Advanced Analytics Institute and Center for Health Technologies, Faculty of Engineering and IT, University of Technology, Sydney, Australia.
BMC Bioinformatics. 2014 Feb 26;15:57. doi: 10.1186/1471-2105-15-57.
Binding free energy and binding hot spots at protein-protein interfaces are two important research areas for understanding protein interactions. Computational methods have been developed previously for accurate prediction of binding free energy change upon mutation for interfacial residues. However, a large number of interrupted and unimportant atomic contacts are used in the training phase which caused accuracy loss.

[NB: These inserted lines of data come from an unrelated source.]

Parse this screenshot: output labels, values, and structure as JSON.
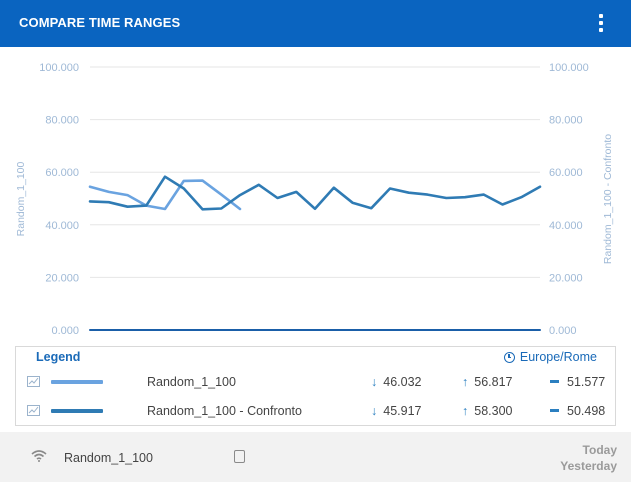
{
  "header": {
    "title": "COMPARE TIME RANGES",
    "menu_icon": "kebab-menu-icon"
  },
  "chart_data": {
    "type": "line",
    "left_axis": {
      "label": "Random_1_100",
      "ticks": [
        "100.000",
        "80.000",
        "60.000",
        "40.000",
        "20.000",
        "0.000"
      ],
      "range": [
        0,
        100
      ]
    },
    "right_axis": {
      "label": "Random_1_100 - Confronto",
      "ticks": [
        "100.000",
        "80.000",
        "60.000",
        "40.000",
        "20.000",
        "0.000"
      ],
      "range": [
        0,
        100
      ]
    },
    "grid": true,
    "series": [
      {
        "name": "Random_1_100",
        "color": "#6aa3e0",
        "values": [
          54.5,
          52.5,
          51.3,
          47.3,
          46.0,
          56.7,
          56.8,
          51.5,
          46.0
        ]
      },
      {
        "name": "Random_1_100 - Confronto",
        "color": "#2f7bb4",
        "values": [
          48.9,
          48.6,
          46.9,
          47.3,
          58.3,
          53.8,
          45.9,
          46.2,
          51.3,
          55.2,
          50.2,
          52.5,
          46.1,
          54.1,
          48.4,
          46.3,
          53.8,
          52.2,
          51.5,
          50.2,
          50.5,
          51.5,
          47.7,
          50.5,
          54.5
        ]
      },
      {
        "name": "",
        "color": "#1a5ea8",
        "values": [
          0,
          0
        ]
      }
    ]
  },
  "legend": {
    "title": "Legend",
    "timezone": "Europe/Rome",
    "rows": [
      {
        "name": "Random_1_100",
        "color": "#6aa3e0",
        "min": "46.032",
        "max": "56.817",
        "avg": "51.577"
      },
      {
        "name": "Random_1_100 - Confronto",
        "color": "#2f7bb4",
        "min": "45.917",
        "max": "58.300",
        "avg": "50.498"
      }
    ],
    "min_arrow": "↓",
    "max_arrow": "↑"
  },
  "footer": {
    "source": "Random_1_100",
    "today": "Today",
    "yesterday": "Yesterday"
  }
}
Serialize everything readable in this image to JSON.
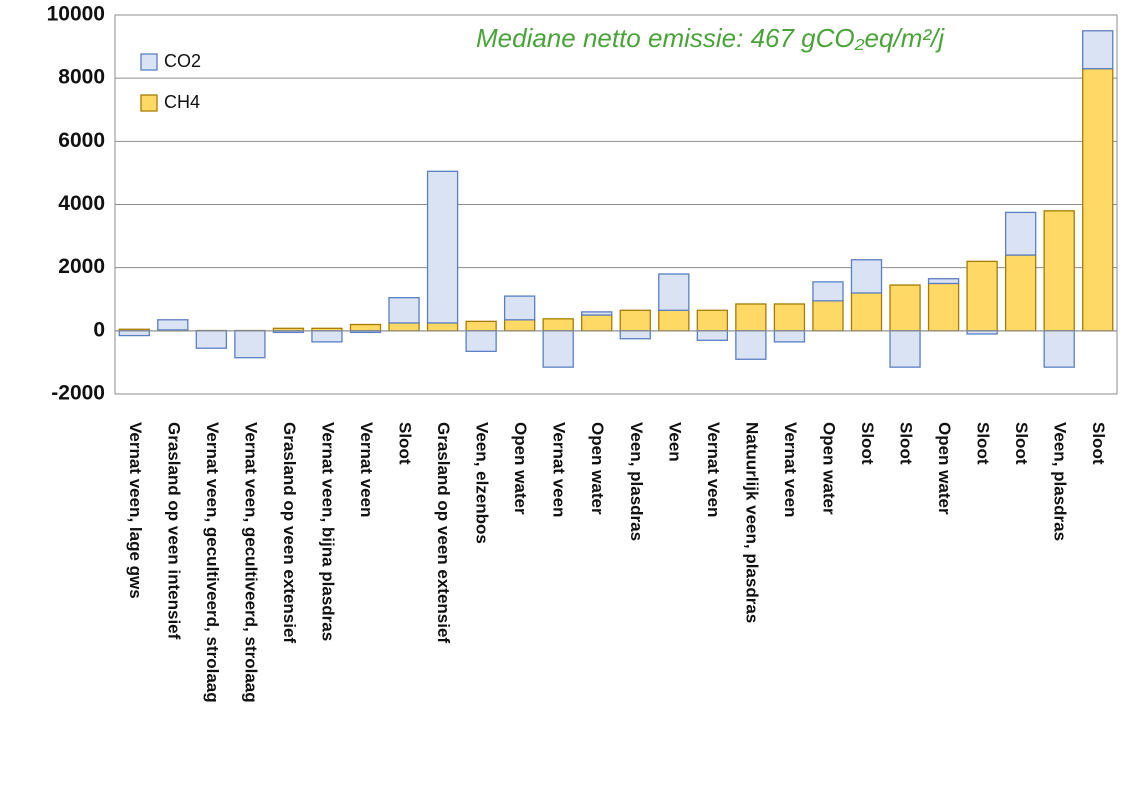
{
  "chart_data": {
    "type": "bar",
    "stacked": true,
    "annotation": "Mediane netto emissie: 467 gCO₂eq/m²/j",
    "categories": [
      "Vernat veen, lage gws",
      "Grasland op veen intensief",
      "Vernat veen, gecultiveerd, strolaag",
      "Vernat veen, gecultiveerd, strolaag",
      "Grasland op veen extensief",
      "Vernat veen, bijna plasdras",
      "Vernat veen",
      "Sloot",
      "Grasland op veen extensief",
      "Veen, elzenbos",
      "Open water",
      "Vernat veen",
      "Open water",
      "Veen, plasdras",
      "Veen",
      "Vernat veen",
      "Natuurlijk veen, plasdras",
      "Vernat veen",
      "Open water",
      "Sloot",
      "Sloot",
      "Open water",
      "Sloot",
      "Sloot",
      "Veen, plasdras",
      "Sloot"
    ],
    "series": [
      {
        "name": "CO2",
        "color": "#dae3f3",
        "edge": "#5b7fc4",
        "values": [
          -150,
          320,
          -550,
          -850,
          -50,
          -350,
          -50,
          800,
          4800,
          -650,
          750,
          -1150,
          100,
          -250,
          1150,
          -300,
          -900,
          -350,
          600,
          1050,
          -1150,
          150,
          -100,
          1350,
          -1150,
          1200
        ]
      },
      {
        "name": "CH4",
        "color": "#ffd966",
        "edge": "#a67c00",
        "values": [
          50,
          30,
          10,
          10,
          80,
          80,
          200,
          250,
          250,
          300,
          350,
          380,
          500,
          650,
          650,
          650,
          850,
          850,
          950,
          1200,
          1450,
          1500,
          2200,
          2400,
          3800,
          8300
        ]
      }
    ],
    "ylim": [
      -2000,
      10000
    ],
    "yticks": [
      -2000,
      0,
      2000,
      4000,
      6000,
      8000,
      10000
    ],
    "grid": true,
    "legend": "upper left"
  }
}
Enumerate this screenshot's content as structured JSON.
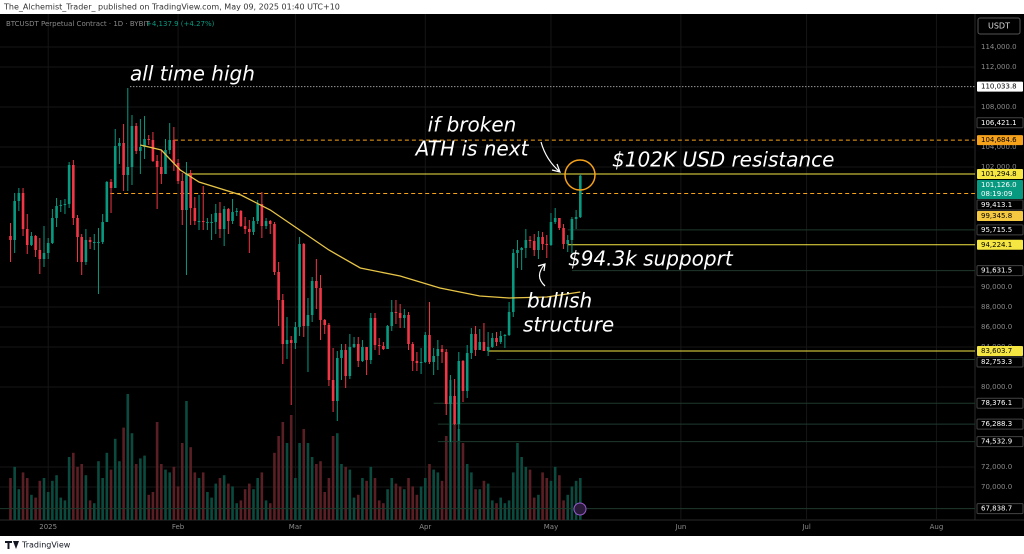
{
  "chart_data": {
    "type": "candlestick",
    "publisher": "The_Alchemist_Trader_ published on TradingView.com, May 09, 2025 01:40 UTC+10",
    "symbol": "BTCUSDT Perpetual Contract · 1D · BYBIT",
    "change": "+4,137.9 (+4.27%)",
    "currency": "USDT",
    "brand": "TradingView",
    "annotations": [
      "all time high",
      "if broken",
      "ATH is next",
      "$102K USD resistance",
      "$94.3k suppoprt",
      "bullish",
      "structure"
    ],
    "up_color": "#089981",
    "down_color": "#f23645",
    "grid": true,
    "xlim": [
      -2.5,
      230.2
    ],
    "xticks": [
      {
        "value": 9,
        "label": "2025"
      },
      {
        "value": 40,
        "label": "Feb"
      },
      {
        "value": 68,
        "label": "Mar"
      },
      {
        "value": 99,
        "label": "Apr"
      },
      {
        "value": 129,
        "label": "May"
      },
      {
        "value": 160,
        "label": "Jun"
      },
      {
        "value": 190,
        "label": "Jul"
      },
      {
        "value": 221,
        "label": "Aug"
      }
    ],
    "ylim": [
      66700,
      116900
    ],
    "yticks": [
      {
        "value": 114000,
        "label": "114,000.0"
      },
      {
        "value": 112000,
        "label": "112,000.0"
      },
      {
        "value": 108000,
        "label": "108,000.0"
      },
      {
        "value": 104000,
        "label": "104,000.0"
      },
      {
        "value": 102000,
        "label": "102,000.0"
      },
      {
        "value": 90000,
        "label": "90,000.0"
      },
      {
        "value": 88000,
        "label": "88,000.0"
      },
      {
        "value": 86000,
        "label": "86,000.0"
      },
      {
        "value": 84000,
        "label": "84,000.0"
      },
      {
        "value": 80000,
        "label": "80,000.0"
      },
      {
        "value": 72000,
        "label": "72,000.0"
      },
      {
        "value": 70000,
        "label": "70,000.0"
      }
    ],
    "candles": [
      [
        95100,
        96400,
        92500,
        94700
      ],
      [
        94700,
        99400,
        93400,
        98600
      ],
      [
        98600,
        99900,
        97600,
        99400
      ],
      [
        99400,
        99900,
        95100,
        95800
      ],
      [
        95800,
        97300,
        93300,
        94200
      ],
      [
        94200,
        95500,
        94100,
        95100
      ],
      [
        95100,
        95200,
        93000,
        93700
      ],
      [
        93700,
        94900,
        91300,
        92800
      ],
      [
        92800,
        96100,
        92000,
        93400
      ],
      [
        93400,
        94900,
        92800,
        94400
      ],
      [
        94400,
        97800,
        94300,
        96900
      ],
      [
        96900,
        98900,
        96000,
        98100
      ],
      [
        98100,
        98700,
        97500,
        98200
      ],
      [
        98200,
        98800,
        97300,
        98300
      ],
      [
        98300,
        102500,
        97900,
        102200
      ],
      [
        102200,
        102700,
        96200,
        96900
      ],
      [
        96900,
        97200,
        92500,
        95000
      ],
      [
        95000,
        95300,
        91200,
        92500
      ],
      [
        92500,
        95800,
        92200,
        94700
      ],
      [
        94700,
        95000,
        93800,
        94500
      ],
      [
        94500,
        95300,
        93700,
        94500
      ],
      [
        94500,
        95900,
        89300,
        94500
      ],
      [
        94500,
        97300,
        94300,
        96500
      ],
      [
        96500,
        100600,
        96500,
        100500
      ],
      [
        100500,
        100800,
        97400,
        99900
      ],
      [
        99900,
        105800,
        99900,
        104100
      ],
      [
        104100,
        104900,
        102300,
        104400
      ],
      [
        104400,
        106300,
        99600,
        101200
      ],
      [
        101200,
        109900,
        99600,
        102000
      ],
      [
        102000,
        107200,
        100200,
        106100
      ],
      [
        106100,
        106400,
        103300,
        103600
      ],
      [
        103600,
        106800,
        101300,
        104000
      ],
      [
        104000,
        107100,
        102800,
        104800
      ],
      [
        104800,
        105200,
        104200,
        104700
      ],
      [
        104700,
        105500,
        102500,
        102600
      ],
      [
        102600,
        103200,
        97800,
        102000
      ],
      [
        102000,
        103700,
        100300,
        101300
      ],
      [
        101300,
        104800,
        101300,
        103700
      ],
      [
        103700,
        106400,
        103300,
        104700
      ],
      [
        104700,
        106000,
        101600,
        102400
      ],
      [
        102400,
        102800,
        100300,
        100600
      ],
      [
        100600,
        101400,
        96200,
        97700
      ],
      [
        97700,
        102500,
        91200,
        101400
      ],
      [
        101400,
        101700,
        96200,
        97900
      ],
      [
        97900,
        99000,
        96200,
        96600
      ],
      [
        96600,
        99200,
        95700,
        96600
      ],
      [
        96600,
        100100,
        95700,
        96500
      ],
      [
        96500,
        96900,
        95700,
        96500
      ],
      [
        96500,
        97300,
        94700,
        96500
      ],
      [
        96500,
        98300,
        95300,
        97400
      ],
      [
        97400,
        98500,
        94900,
        95800
      ],
      [
        95800,
        98100,
        94100,
        97800
      ],
      [
        97800,
        97900,
        95300,
        96600
      ],
      [
        96600,
        98800,
        96300,
        97500
      ],
      [
        97500,
        97900,
        97100,
        97600
      ],
      [
        97600,
        97700,
        96000,
        96100
      ],
      [
        96100,
        97000,
        95300,
        95800
      ],
      [
        95800,
        96700,
        93400,
        95500
      ],
      [
        95500,
        97000,
        95200,
        96600
      ],
      [
        96600,
        98700,
        96300,
        98300
      ],
      [
        98300,
        99500,
        94900,
        96100
      ],
      [
        96100,
        96900,
        95800,
        96600
      ],
      [
        96600,
        96700,
        95300,
        96300
      ],
      [
        96300,
        96500,
        91200,
        91500
      ],
      [
        91500,
        92500,
        86100,
        88700
      ],
      [
        88700,
        89300,
        82300,
        84300
      ],
      [
        84300,
        87000,
        82800,
        84700
      ],
      [
        84700,
        85100,
        78200,
        84400
      ],
      [
        84400,
        86500,
        83800,
        86000
      ],
      [
        86000,
        95000,
        85100,
        94300
      ],
      [
        94300,
        94400,
        85000,
        86100
      ],
      [
        86100,
        88900,
        81500,
        87200
      ],
      [
        87200,
        91000,
        86500,
        90600
      ],
      [
        90600,
        92800,
        87800,
        89900
      ],
      [
        89900,
        91200,
        84700,
        86700
      ],
      [
        86700,
        86800,
        85300,
        86200
      ],
      [
        86200,
        86400,
        80100,
        80700
      ],
      [
        80700,
        83900,
        77500,
        78600
      ],
      [
        78600,
        83600,
        76600,
        82900
      ],
      [
        82900,
        84300,
        80700,
        83700
      ],
      [
        83700,
        84300,
        79900,
        81100
      ],
      [
        81100,
        85300,
        80800,
        84000
      ],
      [
        84000,
        85000,
        83900,
        84300
      ],
      [
        84300,
        85000,
        82000,
        82600
      ],
      [
        82600,
        84700,
        82500,
        84000
      ],
      [
        84000,
        84000,
        81200,
        82700
      ],
      [
        82700,
        87400,
        82300,
        86900
      ],
      [
        86900,
        87400,
        83700,
        84200
      ],
      [
        84200,
        84900,
        83200,
        84100
      ],
      [
        84100,
        84500,
        83700,
        83800
      ],
      [
        83800,
        86200,
        83800,
        86100
      ],
      [
        86100,
        88700,
        85600,
        87500
      ],
      [
        87500,
        88700,
        86300,
        87400
      ],
      [
        87400,
        88300,
        85900,
        86900
      ],
      [
        86900,
        87800,
        85900,
        87200
      ],
      [
        87200,
        87500,
        83700,
        84300
      ],
      [
        84300,
        84500,
        81600,
        82600
      ],
      [
        82600,
        83500,
        81600,
        82400
      ],
      [
        82400,
        83900,
        81300,
        82500
      ],
      [
        82500,
        85500,
        82400,
        85200
      ],
      [
        85200,
        88500,
        82300,
        82500
      ],
      [
        82500,
        83900,
        81200,
        83100
      ],
      [
        83100,
        84700,
        81700,
        83800
      ],
      [
        83800,
        84200,
        82400,
        83500
      ],
      [
        83500,
        83800,
        77200,
        78300
      ],
      [
        78300,
        81200,
        74500,
        79100
      ],
      [
        79100,
        80800,
        76200,
        76300
      ],
      [
        76300,
        83500,
        74600,
        82600
      ],
      [
        82600,
        82700,
        78500,
        79600
      ],
      [
        79600,
        84200,
        78900,
        83400
      ],
      [
        83400,
        85900,
        82800,
        85300
      ],
      [
        85300,
        86100,
        83100,
        83700
      ],
      [
        83700,
        85800,
        83700,
        84500
      ],
      [
        84500,
        86400,
        83600,
        83600
      ],
      [
        83600,
        85500,
        83100,
        84000
      ],
      [
        84000,
        85400,
        83900,
        84900
      ],
      [
        84900,
        85500,
        84100,
        84500
      ],
      [
        84500,
        85600,
        84300,
        85100
      ],
      [
        85100,
        85300,
        83900,
        85200
      ],
      [
        85200,
        88500,
        85100,
        87500
      ],
      [
        87500,
        93800,
        87000,
        93400
      ],
      [
        93400,
        94700,
        91900,
        93700
      ],
      [
        93700,
        94000,
        91700,
        93900
      ],
      [
        93900,
        95800,
        92900,
        94700
      ],
      [
        94700,
        95100,
        93900,
        94600
      ],
      [
        94600,
        95300,
        93100,
        93700
      ],
      [
        93700,
        95600,
        92800,
        95000
      ],
      [
        95000,
        95500,
        93700,
        94300
      ],
      [
        94300,
        95200,
        92900,
        94200
      ],
      [
        94200,
        97400,
        94100,
        96500
      ],
      [
        96500,
        97900,
        96300,
        96900
      ],
      [
        96900,
        96900,
        95700,
        95900
      ],
      [
        95900,
        96300,
        93800,
        94300
      ],
      [
        94300,
        95200,
        93500,
        94700
      ],
      [
        94700,
        97000,
        93400,
        96800
      ],
      [
        96800,
        97700,
        95800,
        97000
      ],
      [
        96988.1,
        101294.8,
        96900,
        101126
      ]
    ],
    "volume_lim": [
      0,
      100
    ],
    "volume": [
      30,
      38,
      22,
      34,
      30,
      18,
      16,
      28,
      30,
      20,
      28,
      32,
      16,
      14,
      45,
      48,
      38,
      40,
      32,
      14,
      12,
      42,
      30,
      48,
      36,
      58,
      42,
      66,
      90,
      62,
      40,
      44,
      46,
      18,
      20,
      70,
      40,
      36,
      34,
      38,
      24,
      55,
      85,
      52,
      34,
      30,
      34,
      20,
      16,
      26,
      30,
      32,
      26,
      24,
      12,
      14,
      22,
      26,
      22,
      30,
      34,
      14,
      12,
      48,
      60,
      70,
      55,
      75,
      30,
      55,
      65,
      55,
      45,
      40,
      42,
      20,
      30,
      60,
      62,
      40,
      38,
      36,
      16,
      18,
      30,
      28,
      38,
      30,
      14,
      12,
      22,
      30,
      26,
      24,
      22,
      30,
      24,
      18,
      24,
      30,
      40,
      36,
      34,
      28,
      60,
      100,
      70,
      65,
      55,
      40,
      34,
      22,
      22,
      28,
      26,
      14,
      12,
      16,
      12,
      14,
      34,
      55,
      45,
      38,
      36,
      16,
      18,
      34,
      30,
      28,
      38,
      32,
      14,
      18,
      24,
      28,
      30
    ],
    "ma": {
      "color": "#e8c547",
      "x": [
        31,
        36,
        40.5,
        45,
        55,
        62,
        69,
        76,
        83.5,
        93,
        102.5,
        112,
        119,
        128,
        136
      ],
      "values": [
        104200,
        103700,
        101700,
        100500,
        99200,
        97700,
        95700,
        93700,
        91900,
        91100,
        89900,
        89100,
        88900,
        89000,
        89500
      ]
    },
    "levels": [
      {
        "value": 110033.8,
        "x_start": 28.6,
        "color": "#dddddd",
        "style": "dotted"
      },
      {
        "value": 104684.6,
        "x_start": 39,
        "color": "#f7a21b",
        "style": "dashed"
      },
      {
        "value": 101294.8,
        "x_start": 42.4,
        "color": "#f5e642",
        "style": "solid"
      },
      {
        "value": 99345.8,
        "x_start": 23.8,
        "color": "#f7a21b",
        "style": "dashed"
      },
      {
        "value": 94224.1,
        "x_start": 133,
        "color": "#f5e642",
        "style": "solid"
      },
      {
        "value": 83603.7,
        "x_start": 114,
        "color": "#f5e642",
        "style": "solid"
      },
      {
        "value": 95715.5,
        "x_start": 133,
        "color": "#1f3a2c",
        "style": "solid"
      },
      {
        "value": 91631.5,
        "x_start": 134,
        "color": "#1f3a2c",
        "style": "solid"
      },
      {
        "value": 82753.3,
        "x_start": 116,
        "color": "#1f3a2c",
        "style": "solid"
      },
      {
        "value": 78376.1,
        "x_start": 101,
        "color": "#1f3a2c",
        "style": "solid"
      },
      {
        "value": 76288.3,
        "x_start": 102,
        "color": "#1f3a2c",
        "style": "solid"
      },
      {
        "value": 74532.9,
        "x_start": 102,
        "color": "#1f3a2c",
        "style": "solid"
      },
      {
        "value": 67838.7,
        "x_start": -2.5,
        "color": "#1f3a2c",
        "style": "solid"
      }
    ],
    "price_labels": [
      {
        "value": 110033.8,
        "label": "110,033.8",
        "color": "#ffffff",
        "text_color": "#000000"
      },
      {
        "value": 106421.1,
        "label": "106,421.1",
        "color": "#000000",
        "text_color": "#ffffff"
      },
      {
        "value": 104684.6,
        "label": "104,684.6",
        "color": "#f7a21b",
        "text_color": "#000000"
      },
      {
        "value": 101294.8,
        "label": "101,294.8",
        "color": "#f5e642",
        "text_color": "#000000"
      },
      {
        "value": 101126.0,
        "label": "101,126.0",
        "countdown": "08:19:09",
        "color": "#089981",
        "text_color": "#ffffff"
      },
      {
        "value": 99345.8,
        "label": "99,345.8",
        "color": "#f5c842",
        "text_color": "#000000"
      },
      {
        "value": 99413.1,
        "label": "99,413.1",
        "color": "#000000",
        "text_color": "#ffffff"
      },
      {
        "value": 95715.5,
        "label": "95,715.5",
        "color": "#000000",
        "text_color": "#ffffff"
      },
      {
        "value": 94224.1,
        "label": "94,224.1",
        "color": "#f5e642",
        "text_color": "#000000"
      },
      {
        "value": 91631.5,
        "label": "91,631.5",
        "color": "#000000",
        "text_color": "#ffffff"
      },
      {
        "value": 83603.7,
        "label": "83,603.7",
        "color": "#f5e642",
        "text_color": "#000000"
      },
      {
        "value": 82753.3,
        "label": "82,753.3",
        "color": "#000000",
        "text_color": "#ffffff"
      },
      {
        "value": 78376.1,
        "label": "78,376.1",
        "color": "#000000",
        "text_color": "#ffffff"
      },
      {
        "value": 76288.3,
        "label": "76,288.3",
        "color": "#000000",
        "text_color": "#ffffff"
      },
      {
        "value": 74532.9,
        "label": "74,532.9",
        "color": "#000000",
        "text_color": "#ffffff"
      },
      {
        "value": 67838.7,
        "label": "67,838.7",
        "color": "#000000",
        "text_color": "#ffffff"
      }
    ]
  }
}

This work proposes a new method, βACVASA, to predict the change of binding free energy after alanine mutations. βACVASA integrates accessible surface area (ASA) and our newly defined β contacts together into an atomic contact vector (ACV). A β contact between two atoms is a direct contact without being interrupted by any other atom between them. A β contact's potential contribution to protein binding is also supposed to be inversely proportional to its ASA to follow the water exclusion hypothesis of binding hot spots. Tested on a dataset of 396 alanine mutations, our method is found to be superior in classification performance to many other methods, including Robetta, FoldX, HotPOINT, an ACV method of β contacts without ASA integration, and ACVASA methods (similar to βACVASA but based on distance-cutoff contacts). Based on our data analysis and results, we can draw conclusions that: (i) our method is powerful in the prediction of binding free energy change after alanine mutation; (ii) β contacts are better than distance-cutoff contacts for modeling the well-organized protein-binding interfaces; (iii) β contacts usually are only a small fraction number of the distance-based contacts; and (iv) water exclusion is a necessary condition for a residue to become a binding hot spot.
βACVASA is designed using the advantages of both β contacts and water exclusion. It is an excellent tool to predict binding free energy changes and binding hot spots after alanine mutation.
蛋白质-蛋白质界面的结合自由能和结合热点是理解蛋白质相互作用的两个重要研究领域。先前已经开发了计算方法来准确预测界面残基突变时的结合自由能变化。然而,在训练阶段使用了大量的中断和不重要的原子接触,导致准确性下降。
这项工作提出了一种新的方法βACVASA,用于预测丙氨酸突变后结合自由能的变化。βACVASA 将可及表面积(ASA)和我们新定义的β接触一起整合到一个原子接触向量(ACV)中。两个原子之间的β接触是直接接触,其间没有被任何其他原子中断。β接触对蛋白质结合的潜在贡献也应该与其 ASA 成反比,以遵循结合热点的水排除假设。在 396 个丙氨酸突变的数据集上进行测试,我们的方法在分类性能方面优于许多其他方法,包括 Robetta、FoldX、HotPOINT、不整合 ASA 的β接触的 ACV 方法以及 ACVASA 方法(类似于βACVASA,但基于距离截止接触)。基于我们的数据分析和结果,我们可以得出以下结论:(i)我们的方法在预测丙氨酸突变后结合自由能变化方面非常强大;(ii)β接触比距离截止接触更适合模拟组织良好的蛋白质结合界面;(iii)β接触通常只是基于距离的接触的一小部分;(iv)水排除是残基成为结合热点的必要条件。
βACVASA 利用了β接触和水排除的优势设计而成。它是预测丙氨酸突变后结合自由能变化和结合热点的优秀工具。